In moving the second reading of changes to the CPF Act, Minister Tan said that the new policy will ensure that CPF housing refunds are consistent with the amounts contributed by each co-owner to the property.
At the same time, it will not require older members to retain in their CPF more refunds than necessary.
Currently, members who sell their property before age 55 are required to refund into their CPF account the principal amount that they withdrew for the property, including the prevailing Ordinary Account (OA) interest that would have accrued on this amount, or P+I in short.
At age 55, a member is required to set aside the Minimum Sum (MS) from his existing CPF balances, and he may withdraw his CPF savings in excess of the MS after having also set aside the required amount in his Medisave Account for his healthcare needs.
So when a member sells his property after age 55, only the amount needed to bring the member up to his MS must be refunded.

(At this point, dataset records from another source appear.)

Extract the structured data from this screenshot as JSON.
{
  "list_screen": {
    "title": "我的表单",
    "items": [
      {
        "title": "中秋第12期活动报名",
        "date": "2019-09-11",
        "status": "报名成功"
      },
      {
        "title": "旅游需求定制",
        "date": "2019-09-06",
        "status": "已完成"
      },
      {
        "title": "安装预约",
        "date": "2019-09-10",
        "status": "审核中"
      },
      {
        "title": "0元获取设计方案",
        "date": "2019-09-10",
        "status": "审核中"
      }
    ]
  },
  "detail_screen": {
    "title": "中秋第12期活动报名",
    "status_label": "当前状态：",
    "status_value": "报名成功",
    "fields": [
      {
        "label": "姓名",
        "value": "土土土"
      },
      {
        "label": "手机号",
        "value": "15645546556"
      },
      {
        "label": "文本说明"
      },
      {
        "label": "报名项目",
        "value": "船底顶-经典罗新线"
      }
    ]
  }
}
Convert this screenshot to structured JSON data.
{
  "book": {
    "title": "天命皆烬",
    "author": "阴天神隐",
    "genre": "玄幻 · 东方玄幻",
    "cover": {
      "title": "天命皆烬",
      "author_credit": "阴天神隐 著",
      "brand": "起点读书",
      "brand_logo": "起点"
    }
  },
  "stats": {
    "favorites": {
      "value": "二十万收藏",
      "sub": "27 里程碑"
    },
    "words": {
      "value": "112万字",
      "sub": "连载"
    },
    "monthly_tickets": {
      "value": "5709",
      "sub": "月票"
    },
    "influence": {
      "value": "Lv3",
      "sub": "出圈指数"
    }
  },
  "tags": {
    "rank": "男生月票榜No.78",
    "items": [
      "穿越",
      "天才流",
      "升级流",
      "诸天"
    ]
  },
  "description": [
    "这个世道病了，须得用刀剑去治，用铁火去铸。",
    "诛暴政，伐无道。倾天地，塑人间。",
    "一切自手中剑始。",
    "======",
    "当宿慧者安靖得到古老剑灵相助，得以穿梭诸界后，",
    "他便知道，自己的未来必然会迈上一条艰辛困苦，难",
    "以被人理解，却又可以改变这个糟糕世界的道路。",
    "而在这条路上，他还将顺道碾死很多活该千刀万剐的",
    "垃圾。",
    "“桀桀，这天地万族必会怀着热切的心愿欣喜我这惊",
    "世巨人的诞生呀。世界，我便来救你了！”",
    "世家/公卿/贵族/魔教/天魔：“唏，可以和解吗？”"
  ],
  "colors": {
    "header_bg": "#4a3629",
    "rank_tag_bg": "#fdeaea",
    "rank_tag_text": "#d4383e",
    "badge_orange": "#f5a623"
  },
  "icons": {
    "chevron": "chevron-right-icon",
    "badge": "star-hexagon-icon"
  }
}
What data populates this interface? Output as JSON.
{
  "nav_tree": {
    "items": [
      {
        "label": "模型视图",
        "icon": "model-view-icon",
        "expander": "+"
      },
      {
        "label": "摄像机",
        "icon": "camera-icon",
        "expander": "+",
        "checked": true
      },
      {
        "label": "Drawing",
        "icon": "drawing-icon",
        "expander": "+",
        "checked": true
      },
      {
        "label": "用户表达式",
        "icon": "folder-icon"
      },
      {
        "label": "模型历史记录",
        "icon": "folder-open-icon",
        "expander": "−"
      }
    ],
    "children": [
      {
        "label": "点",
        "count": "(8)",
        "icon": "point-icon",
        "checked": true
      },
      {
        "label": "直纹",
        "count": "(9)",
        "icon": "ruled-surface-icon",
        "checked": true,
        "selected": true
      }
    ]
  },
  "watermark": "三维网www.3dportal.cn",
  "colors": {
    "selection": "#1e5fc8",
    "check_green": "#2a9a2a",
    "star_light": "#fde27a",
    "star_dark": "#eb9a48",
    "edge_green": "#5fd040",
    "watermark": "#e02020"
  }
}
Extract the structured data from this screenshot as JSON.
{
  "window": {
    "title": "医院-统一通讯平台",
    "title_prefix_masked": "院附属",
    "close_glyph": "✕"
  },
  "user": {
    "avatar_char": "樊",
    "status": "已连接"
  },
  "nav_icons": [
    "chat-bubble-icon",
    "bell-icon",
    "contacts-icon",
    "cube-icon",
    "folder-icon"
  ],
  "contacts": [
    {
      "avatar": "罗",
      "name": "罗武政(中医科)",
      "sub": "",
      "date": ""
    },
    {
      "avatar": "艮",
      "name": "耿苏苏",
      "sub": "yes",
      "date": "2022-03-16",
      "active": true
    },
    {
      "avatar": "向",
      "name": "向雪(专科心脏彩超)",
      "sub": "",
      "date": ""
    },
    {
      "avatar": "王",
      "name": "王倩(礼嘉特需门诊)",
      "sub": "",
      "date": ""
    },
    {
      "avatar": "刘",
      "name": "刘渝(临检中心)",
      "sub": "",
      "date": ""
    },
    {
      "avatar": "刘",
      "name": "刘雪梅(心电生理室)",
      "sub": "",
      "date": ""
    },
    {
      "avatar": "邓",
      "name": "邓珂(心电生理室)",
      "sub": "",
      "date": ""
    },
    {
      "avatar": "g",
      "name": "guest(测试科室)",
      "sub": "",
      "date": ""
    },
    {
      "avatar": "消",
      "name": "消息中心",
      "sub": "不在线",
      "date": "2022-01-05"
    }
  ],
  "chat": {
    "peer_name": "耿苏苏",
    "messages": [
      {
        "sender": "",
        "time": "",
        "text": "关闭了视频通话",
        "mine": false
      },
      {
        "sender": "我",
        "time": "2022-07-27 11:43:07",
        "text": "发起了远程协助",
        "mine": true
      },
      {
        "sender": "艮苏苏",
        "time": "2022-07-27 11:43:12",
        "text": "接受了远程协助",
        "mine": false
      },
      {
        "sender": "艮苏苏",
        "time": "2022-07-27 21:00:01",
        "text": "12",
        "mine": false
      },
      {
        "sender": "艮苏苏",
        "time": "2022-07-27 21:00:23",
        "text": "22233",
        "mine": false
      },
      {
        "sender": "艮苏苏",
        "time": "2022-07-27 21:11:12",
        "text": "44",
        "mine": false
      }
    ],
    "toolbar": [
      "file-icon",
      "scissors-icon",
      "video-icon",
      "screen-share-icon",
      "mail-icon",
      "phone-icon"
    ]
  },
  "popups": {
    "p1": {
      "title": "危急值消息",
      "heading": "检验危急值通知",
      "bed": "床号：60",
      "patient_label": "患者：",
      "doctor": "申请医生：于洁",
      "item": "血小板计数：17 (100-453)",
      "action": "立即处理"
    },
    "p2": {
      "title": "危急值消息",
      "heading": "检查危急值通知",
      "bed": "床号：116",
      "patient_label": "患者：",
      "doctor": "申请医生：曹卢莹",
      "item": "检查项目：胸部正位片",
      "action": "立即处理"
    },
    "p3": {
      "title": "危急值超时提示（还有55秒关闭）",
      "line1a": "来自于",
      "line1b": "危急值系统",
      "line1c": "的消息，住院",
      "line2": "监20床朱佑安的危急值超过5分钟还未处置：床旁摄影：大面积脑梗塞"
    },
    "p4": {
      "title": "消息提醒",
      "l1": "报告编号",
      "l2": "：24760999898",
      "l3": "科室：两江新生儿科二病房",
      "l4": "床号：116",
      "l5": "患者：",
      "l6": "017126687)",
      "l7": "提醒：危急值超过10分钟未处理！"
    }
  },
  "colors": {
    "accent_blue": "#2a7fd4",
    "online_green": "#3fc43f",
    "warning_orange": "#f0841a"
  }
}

"In other words, for a member who sells his property after age 55, he will refund his MS shortfall or his P+I, whichever is lower. Remaining proceeds from the sale of his property is received in cash," outlined Minister Tan.
He pointed out that while the current refund rules for members over 55 avoid collection of housing refunds in excess of MS, there may be certain scenarios involving more than one co-owner, where the refunds required of the co-owners may not match the amount of CPF each co-owner used to pay for that property.